In teoria il posto migliore per una iniezione intramuscolare sarebbe la parte superiore dei glutei, ma, in caso di incoscienza del paziente, si può anche fare in uno dei due muscoli deltoidi, esattamente come diceva mia madre” spiego ancora, concentrandomi il più possibile su quello che sto facendo. Le mie mani tremano, devo costringermi ad inspirare ed espirare ancora una volta, riconducendomi alla calma, prima di procedere.

Introduco dunque l'ago nel braccio di mio fratello fino ad inserire completamente il liquido al suo interno, poi lo estraggo subito con gesto meccanico, mentre, con altrettanta lestezza, prendo un altro batuffolo di cotone dal sacchetto.

E ora? Aprirà i suoi meravigliosi occhi blu e ci sorriderà con uno dei suoi rari sorrisi che ci fanno comprendere il suo grande affetto per noi?” domanda ingenuamente Michela, stringendogli la mano destra con una disperazione a stento celata.
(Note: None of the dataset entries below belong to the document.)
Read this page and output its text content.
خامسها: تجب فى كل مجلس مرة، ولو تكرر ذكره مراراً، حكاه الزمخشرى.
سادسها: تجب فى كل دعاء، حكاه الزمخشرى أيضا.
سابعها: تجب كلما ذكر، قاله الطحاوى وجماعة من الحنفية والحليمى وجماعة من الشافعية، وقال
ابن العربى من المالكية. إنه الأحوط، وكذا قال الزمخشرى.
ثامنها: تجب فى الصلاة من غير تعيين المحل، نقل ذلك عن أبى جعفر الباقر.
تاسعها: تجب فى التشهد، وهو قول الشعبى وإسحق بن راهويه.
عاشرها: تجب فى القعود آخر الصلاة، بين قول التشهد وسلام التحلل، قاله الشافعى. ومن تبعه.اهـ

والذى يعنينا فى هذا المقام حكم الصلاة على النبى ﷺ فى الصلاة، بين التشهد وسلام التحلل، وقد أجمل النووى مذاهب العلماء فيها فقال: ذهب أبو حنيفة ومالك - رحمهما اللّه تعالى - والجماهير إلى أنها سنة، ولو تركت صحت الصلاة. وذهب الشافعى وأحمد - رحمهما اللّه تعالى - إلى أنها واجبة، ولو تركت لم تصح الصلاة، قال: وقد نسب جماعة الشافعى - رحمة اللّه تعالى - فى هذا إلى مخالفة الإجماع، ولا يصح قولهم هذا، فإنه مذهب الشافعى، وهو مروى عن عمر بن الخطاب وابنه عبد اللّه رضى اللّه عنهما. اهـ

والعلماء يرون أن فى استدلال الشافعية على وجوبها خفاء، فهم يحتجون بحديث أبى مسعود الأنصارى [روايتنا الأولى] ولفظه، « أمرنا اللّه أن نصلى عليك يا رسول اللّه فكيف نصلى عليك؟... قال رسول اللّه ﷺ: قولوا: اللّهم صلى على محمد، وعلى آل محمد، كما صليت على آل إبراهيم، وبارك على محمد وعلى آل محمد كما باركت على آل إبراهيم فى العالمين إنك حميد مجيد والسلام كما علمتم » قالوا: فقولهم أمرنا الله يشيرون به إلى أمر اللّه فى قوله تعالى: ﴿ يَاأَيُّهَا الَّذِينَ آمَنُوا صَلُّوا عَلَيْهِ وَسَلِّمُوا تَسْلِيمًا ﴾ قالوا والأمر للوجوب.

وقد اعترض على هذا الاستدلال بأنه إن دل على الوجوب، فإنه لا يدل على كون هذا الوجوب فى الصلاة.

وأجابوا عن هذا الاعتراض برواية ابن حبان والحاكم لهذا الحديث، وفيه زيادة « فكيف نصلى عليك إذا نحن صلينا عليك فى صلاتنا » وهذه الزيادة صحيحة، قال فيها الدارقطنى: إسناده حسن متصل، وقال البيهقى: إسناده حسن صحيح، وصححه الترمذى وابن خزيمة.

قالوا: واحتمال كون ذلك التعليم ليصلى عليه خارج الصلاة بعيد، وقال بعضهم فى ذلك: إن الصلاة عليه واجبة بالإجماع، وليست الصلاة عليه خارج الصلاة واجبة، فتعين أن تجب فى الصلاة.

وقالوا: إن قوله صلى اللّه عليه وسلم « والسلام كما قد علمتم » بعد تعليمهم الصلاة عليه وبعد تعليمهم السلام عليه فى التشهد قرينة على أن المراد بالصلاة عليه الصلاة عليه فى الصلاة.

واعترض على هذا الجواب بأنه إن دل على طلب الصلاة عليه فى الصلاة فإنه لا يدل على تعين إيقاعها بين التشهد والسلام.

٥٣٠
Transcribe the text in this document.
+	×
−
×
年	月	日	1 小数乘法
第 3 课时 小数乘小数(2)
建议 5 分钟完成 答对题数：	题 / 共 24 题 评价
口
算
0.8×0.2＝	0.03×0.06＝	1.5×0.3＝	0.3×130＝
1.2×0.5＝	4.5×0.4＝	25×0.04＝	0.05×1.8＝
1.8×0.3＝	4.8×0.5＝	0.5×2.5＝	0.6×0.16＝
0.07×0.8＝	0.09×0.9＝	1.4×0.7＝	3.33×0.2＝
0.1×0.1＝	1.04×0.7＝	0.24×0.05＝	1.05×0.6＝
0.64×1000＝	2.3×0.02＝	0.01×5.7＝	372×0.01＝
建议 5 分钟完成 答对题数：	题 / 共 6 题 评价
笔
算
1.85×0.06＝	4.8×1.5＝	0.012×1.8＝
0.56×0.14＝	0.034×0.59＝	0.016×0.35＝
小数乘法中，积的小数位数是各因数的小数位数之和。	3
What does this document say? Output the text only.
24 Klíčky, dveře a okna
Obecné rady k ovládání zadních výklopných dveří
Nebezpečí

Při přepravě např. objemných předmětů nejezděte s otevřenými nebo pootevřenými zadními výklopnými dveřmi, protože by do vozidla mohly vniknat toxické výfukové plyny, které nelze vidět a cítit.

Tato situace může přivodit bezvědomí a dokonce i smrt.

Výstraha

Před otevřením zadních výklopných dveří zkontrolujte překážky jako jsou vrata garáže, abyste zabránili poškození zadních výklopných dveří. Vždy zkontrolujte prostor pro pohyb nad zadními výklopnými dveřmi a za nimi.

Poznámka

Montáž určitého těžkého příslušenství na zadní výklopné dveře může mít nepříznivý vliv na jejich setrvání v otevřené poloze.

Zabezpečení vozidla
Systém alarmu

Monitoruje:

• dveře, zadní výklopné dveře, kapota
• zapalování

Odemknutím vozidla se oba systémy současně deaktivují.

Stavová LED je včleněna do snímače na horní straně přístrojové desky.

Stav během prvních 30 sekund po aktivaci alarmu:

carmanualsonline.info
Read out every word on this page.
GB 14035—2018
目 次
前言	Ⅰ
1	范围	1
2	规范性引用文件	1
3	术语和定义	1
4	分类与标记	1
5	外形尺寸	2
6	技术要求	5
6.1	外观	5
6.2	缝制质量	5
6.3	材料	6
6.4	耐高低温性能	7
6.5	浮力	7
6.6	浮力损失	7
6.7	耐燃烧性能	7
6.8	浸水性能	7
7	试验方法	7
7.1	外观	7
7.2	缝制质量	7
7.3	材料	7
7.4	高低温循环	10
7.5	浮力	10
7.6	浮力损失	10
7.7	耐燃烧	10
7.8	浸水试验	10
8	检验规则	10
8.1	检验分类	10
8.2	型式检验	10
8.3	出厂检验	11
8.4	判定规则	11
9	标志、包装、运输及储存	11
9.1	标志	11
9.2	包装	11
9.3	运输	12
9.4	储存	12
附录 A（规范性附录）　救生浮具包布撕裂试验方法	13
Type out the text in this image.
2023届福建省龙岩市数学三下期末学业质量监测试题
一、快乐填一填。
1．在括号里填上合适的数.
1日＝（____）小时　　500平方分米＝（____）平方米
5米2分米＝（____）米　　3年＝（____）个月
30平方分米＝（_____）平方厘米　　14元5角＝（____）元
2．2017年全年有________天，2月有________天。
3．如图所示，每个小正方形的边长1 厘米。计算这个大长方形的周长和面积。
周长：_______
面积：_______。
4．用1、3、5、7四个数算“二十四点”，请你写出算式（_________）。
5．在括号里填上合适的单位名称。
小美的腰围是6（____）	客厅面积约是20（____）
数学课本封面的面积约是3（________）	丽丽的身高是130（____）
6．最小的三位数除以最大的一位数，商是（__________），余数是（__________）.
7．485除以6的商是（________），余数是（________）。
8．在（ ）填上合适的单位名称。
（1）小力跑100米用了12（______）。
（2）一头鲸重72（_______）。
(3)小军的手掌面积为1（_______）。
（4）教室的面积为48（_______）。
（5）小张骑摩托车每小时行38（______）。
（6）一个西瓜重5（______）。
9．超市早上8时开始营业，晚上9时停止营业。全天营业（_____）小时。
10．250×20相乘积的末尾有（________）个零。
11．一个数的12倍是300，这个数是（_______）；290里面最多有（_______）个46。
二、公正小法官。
No, Michela, ho una brutta sensazione... - proferisce a malapena Francesca, con difficoltà – Io penso... penso che se supererà la notte avrà buone possibilità di farcela, vero, Marta?”

Annuisco senza riuscire a dire niente, incapace anche solo di pensare ad un'eventualità simile, nel frattempo tengo premuto il cotone sul braccio di Camus per arrestare la piccola uscita di sangue. Non ha minimamente avvertito l'ago, né tanto meno le mie parole, la sua espressione non è affatto mutata, persa nel nulla che lo sta risucchiando. Non deve avvertire assolutamente nulla intorno a sé, questo mi provoca una stilettata al cuore. Chissà se le nostre voci possono invece comunicare ancora, come è successo a Genova. Io non voglio... non voglio perderlo!

Come 'se'?! Il Maestro ce la farà sicuramente, vero?! Veroooo?!” esclama Michela, scoppiando nuovamente in lacrime, vinta.

Io... sono convinto che ce la farà, non sarebbe da lui arrendersi! E poi ha voi al suo fianco, le sue luci... - afferma Dègel, avvicinandosi al letto per sfiorare leggermente i capelli della sua reincarnazione - Vero, Camus? Non puoi ancora... morire!" modula poi il tono nel rivolgersi a lui, con una delicatezza che riesce a riscaldare anche a me.

Dobbiamo dare il medicinale anche a Regulus e Milo, lo facciamo insieme?” chiede Sisifo, recuperando un po' di positività.

Voi andate pure, di sicuro Francesca vi potrà rispiegare tutto il procedimento nei minimi dettagli. Io invece rimango vicina a Camus, ha... ha bisogno di assistenza costante e voi avete già fatto tantissimo per lui” mormoro automaticamente, seria in volto.

Devo rimanere assolutamente al suo fianco ad ogni costo, non solo per come l'ho trattato prima che svenisse a terra, ma anche in virtù della brutta sensazione che mi dilania il petto. Non ho cuore di lasciarlo qui da solo, completamente indifeso, sento che qualcosa non va, non capire cosa mi fa impazzire, ma non posso permettermi di cedere: crolleremmo in due. Per sempre.

Va bene, Marta, stasera vengo per il camb...”

No, Fra!” ribatto in tono alto, quasi aggressivo, pentendomi subito dopo.

"Calmati, Marta! - mi rimprovera Sonia, accigliandosi - Francesca voleva solo..."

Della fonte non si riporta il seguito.